Twelve interviews across four organizational layers produced a single coherent finding: there is no disagreement on whether shared semantics are valuable. Standards teams, platform architects, AI engineers, and field operations all recognize that absent governed meaning creates friction in decisions, integrations, and reporting. Advocates want to accelerate. Skeptics want evidence. Both groups are asking for the same thing: a concrete operational case where the absence of shared meaning produced a traceable cost. TSF should be communicated as a governed semantic control layer, with LifeX as the first production focal point.

LifeX is that case. Julien Campan described a weekly CAPEX and OPEX decision cycle fed by fragmented field evidence: inspection reports, equipment condition data, and analyst judgment that are never semantically reconciled before they enter the investment plan. The before-and-after story exists in the workflow. A semantic data product that names the gap, quantifies it, and shows how governed meaning changes the quality of the decision is what makes TSF unavoidable rather than aspirational. Platform teams want governed meaning delivered as a service; AI and search workflows are already constrained by vocabulary fragmentation; and operating model ambiguity over who owns which concept blocks adoption more than any technical gap.

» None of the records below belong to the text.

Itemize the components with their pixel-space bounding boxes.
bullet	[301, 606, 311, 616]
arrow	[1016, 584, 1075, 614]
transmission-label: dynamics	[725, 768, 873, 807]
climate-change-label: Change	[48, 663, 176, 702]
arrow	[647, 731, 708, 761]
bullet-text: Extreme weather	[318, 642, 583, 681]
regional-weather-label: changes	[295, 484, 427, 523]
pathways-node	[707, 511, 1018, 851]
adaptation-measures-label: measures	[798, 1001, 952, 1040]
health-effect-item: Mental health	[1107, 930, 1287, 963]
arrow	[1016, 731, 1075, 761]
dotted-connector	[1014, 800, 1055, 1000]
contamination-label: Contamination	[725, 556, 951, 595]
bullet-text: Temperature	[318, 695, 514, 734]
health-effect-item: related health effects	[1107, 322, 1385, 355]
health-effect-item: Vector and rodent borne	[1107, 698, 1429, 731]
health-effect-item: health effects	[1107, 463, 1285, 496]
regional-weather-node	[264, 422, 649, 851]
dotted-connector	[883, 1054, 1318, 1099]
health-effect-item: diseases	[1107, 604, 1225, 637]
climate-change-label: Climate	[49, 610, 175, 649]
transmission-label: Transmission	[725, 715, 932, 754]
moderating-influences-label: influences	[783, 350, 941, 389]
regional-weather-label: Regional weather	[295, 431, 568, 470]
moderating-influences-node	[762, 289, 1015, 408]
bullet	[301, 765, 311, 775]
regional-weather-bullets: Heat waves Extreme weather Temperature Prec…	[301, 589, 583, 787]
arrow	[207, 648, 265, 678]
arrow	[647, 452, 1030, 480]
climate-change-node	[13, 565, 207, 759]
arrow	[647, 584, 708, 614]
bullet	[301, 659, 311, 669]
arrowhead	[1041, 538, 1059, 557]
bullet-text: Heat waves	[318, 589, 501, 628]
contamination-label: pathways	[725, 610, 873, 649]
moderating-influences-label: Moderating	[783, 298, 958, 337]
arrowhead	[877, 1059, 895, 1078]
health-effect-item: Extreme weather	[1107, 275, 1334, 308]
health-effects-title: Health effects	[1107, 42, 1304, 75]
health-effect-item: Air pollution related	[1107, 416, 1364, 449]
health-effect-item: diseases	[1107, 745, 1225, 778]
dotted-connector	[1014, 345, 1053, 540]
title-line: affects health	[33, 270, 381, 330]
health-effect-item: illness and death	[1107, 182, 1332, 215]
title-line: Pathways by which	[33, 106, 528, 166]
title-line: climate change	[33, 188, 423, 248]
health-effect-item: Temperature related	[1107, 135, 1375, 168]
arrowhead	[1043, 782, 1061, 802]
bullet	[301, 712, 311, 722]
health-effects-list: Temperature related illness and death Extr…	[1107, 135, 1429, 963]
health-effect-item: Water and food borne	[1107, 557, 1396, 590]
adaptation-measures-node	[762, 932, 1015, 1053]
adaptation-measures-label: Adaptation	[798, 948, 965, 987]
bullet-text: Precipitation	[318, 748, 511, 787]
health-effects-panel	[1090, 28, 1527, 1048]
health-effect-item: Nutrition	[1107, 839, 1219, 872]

  • Make TSF consumable. Stakeholders need semantic outputs as services, mappings, APIs, and decision-ready assets consumed by existing platforms.
  • Use LifeX to prove value. LifeX links field evidence to similar equipment, risk, schedule, cost, and investment-ready decisions.
  • Keep the decision framework practical. Use SKG when mission-critical decisions need memory, rules, interoperability, and auditability. Use simpler tools for simpler questions.

Use these internal stakeholder profiles as an appendix to the executive pack and as evidence for the FAQ, use case showcase, and decision framework. The interviews show who needs proof, who needs integration, and who can sponsor adoption.